Post fed on the paranoia of the time; Americans were eating diets heavy in grease and meat, and dyspepsia (or indigestion) was a common complication. By suggesting that coffee was the root of all these problems, Post effectively dismayed consumers from purchasing the caffeinated beverage; however, Post’s public barrage on coffee did not stop himself from drinking it, and, in an ironic twist, Post ended up purchasing the coffee giant Maxwell House in 1928.   

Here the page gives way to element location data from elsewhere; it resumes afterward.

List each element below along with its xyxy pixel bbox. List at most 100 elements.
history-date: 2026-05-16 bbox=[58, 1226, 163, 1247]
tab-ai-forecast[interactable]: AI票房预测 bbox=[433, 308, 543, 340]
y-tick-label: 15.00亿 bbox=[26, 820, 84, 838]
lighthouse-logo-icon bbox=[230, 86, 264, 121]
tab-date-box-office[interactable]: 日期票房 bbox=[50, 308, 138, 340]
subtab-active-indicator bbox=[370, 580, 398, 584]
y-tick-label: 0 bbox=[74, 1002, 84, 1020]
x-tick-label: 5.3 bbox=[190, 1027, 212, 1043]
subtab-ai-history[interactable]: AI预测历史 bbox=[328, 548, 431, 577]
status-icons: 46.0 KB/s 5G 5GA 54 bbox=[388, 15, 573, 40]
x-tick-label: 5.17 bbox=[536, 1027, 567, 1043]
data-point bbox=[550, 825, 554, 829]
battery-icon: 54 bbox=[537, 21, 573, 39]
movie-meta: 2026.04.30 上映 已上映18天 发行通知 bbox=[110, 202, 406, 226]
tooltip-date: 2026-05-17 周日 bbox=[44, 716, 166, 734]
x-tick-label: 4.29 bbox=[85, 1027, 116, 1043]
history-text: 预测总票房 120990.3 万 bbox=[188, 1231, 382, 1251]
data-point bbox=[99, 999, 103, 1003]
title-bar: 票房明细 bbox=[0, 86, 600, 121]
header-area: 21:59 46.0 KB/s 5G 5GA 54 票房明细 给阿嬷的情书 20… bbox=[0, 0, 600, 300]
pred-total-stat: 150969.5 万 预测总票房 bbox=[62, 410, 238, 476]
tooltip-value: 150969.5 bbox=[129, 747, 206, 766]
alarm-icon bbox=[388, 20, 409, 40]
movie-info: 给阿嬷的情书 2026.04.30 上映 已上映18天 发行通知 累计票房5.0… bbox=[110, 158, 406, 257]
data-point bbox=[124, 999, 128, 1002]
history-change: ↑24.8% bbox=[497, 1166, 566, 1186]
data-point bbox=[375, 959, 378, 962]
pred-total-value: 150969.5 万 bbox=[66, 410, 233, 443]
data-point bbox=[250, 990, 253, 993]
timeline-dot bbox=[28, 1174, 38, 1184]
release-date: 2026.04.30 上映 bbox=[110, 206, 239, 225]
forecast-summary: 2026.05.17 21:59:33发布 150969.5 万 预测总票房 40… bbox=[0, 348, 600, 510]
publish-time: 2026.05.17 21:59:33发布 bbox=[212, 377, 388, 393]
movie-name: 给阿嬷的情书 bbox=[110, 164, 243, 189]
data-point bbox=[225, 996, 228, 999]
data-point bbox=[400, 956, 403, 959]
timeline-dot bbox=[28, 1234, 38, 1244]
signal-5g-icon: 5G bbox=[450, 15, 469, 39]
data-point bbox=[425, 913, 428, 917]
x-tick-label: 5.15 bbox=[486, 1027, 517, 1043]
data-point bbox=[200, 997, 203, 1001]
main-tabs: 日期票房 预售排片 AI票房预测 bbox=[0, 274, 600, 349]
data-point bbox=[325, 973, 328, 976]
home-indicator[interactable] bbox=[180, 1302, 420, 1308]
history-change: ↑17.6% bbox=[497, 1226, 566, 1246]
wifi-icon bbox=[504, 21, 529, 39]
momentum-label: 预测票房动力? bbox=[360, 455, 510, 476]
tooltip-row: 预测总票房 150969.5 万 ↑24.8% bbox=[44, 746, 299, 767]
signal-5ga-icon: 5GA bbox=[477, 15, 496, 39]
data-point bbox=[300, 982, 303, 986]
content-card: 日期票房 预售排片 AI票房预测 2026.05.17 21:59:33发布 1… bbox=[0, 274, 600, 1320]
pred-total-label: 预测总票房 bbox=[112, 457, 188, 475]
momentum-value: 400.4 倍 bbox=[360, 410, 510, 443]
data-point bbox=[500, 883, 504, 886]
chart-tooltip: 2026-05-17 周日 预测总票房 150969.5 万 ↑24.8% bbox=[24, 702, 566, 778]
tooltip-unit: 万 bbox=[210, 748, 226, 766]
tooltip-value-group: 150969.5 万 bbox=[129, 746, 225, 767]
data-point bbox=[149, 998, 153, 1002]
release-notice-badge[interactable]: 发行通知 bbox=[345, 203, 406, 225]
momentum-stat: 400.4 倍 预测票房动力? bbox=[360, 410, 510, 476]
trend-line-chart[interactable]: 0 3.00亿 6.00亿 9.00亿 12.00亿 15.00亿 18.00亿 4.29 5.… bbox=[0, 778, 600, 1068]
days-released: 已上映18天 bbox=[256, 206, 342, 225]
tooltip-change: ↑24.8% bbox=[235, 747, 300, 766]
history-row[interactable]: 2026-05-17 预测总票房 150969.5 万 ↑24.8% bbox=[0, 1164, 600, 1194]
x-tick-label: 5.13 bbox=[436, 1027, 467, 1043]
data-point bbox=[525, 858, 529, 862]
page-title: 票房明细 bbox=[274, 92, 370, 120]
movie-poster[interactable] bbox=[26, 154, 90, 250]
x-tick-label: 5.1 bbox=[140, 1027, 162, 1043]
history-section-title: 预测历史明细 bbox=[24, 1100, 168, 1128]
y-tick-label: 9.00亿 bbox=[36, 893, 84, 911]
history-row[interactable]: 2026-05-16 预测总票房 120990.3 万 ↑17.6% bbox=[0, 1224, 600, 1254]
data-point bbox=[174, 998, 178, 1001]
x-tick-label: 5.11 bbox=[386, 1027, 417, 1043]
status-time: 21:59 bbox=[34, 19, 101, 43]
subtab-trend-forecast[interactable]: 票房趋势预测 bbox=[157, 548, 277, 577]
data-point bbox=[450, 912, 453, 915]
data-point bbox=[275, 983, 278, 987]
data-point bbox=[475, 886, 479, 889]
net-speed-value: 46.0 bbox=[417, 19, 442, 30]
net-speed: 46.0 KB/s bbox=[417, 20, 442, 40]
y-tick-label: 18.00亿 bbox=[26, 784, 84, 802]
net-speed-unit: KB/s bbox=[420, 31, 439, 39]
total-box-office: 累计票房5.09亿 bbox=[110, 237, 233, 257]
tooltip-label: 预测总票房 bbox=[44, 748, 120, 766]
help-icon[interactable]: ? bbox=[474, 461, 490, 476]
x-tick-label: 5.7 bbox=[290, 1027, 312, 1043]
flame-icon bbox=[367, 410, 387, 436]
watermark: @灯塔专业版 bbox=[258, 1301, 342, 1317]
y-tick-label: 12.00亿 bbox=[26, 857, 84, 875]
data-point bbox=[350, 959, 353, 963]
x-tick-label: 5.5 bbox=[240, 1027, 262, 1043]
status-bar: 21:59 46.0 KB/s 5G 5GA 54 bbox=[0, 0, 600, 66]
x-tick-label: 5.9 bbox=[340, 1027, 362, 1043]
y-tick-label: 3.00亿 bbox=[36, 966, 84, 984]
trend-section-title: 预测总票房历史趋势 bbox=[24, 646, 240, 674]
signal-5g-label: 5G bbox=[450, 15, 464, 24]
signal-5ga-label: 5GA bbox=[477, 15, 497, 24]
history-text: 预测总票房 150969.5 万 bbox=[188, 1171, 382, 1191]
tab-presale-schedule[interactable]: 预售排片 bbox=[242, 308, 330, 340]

By this time, Post had become an incredibly wealthy man, and had been a millionaire since 1902. Even still, Postum workers were treated unfairly; his packing women were paid a third of a cent for each box of Postum, and if the box was accidentally torn, the women were charged 25 cents for the accident.

Collier’s Weekly in 1905, refused to print any more Postum advertisements due to their outrageous medical claims. Post responded with an $18,000 article advertisement in which he called the author of the Collier’s Weekly article as having “curdled gray matter.” In response, Collier’s filed a libel suit against Post. Post was found guilty and fined $50,000. After the lawsuit, Postum no longer claimed to cure serious maladies, but constipation instead.

During the coffee rationing of World War II, Postum saw a rise in sales when American citizens sought a coffee replacement, but was discontinued in 2007. It has recently been restocked in a few stores in Utah due to popular demand.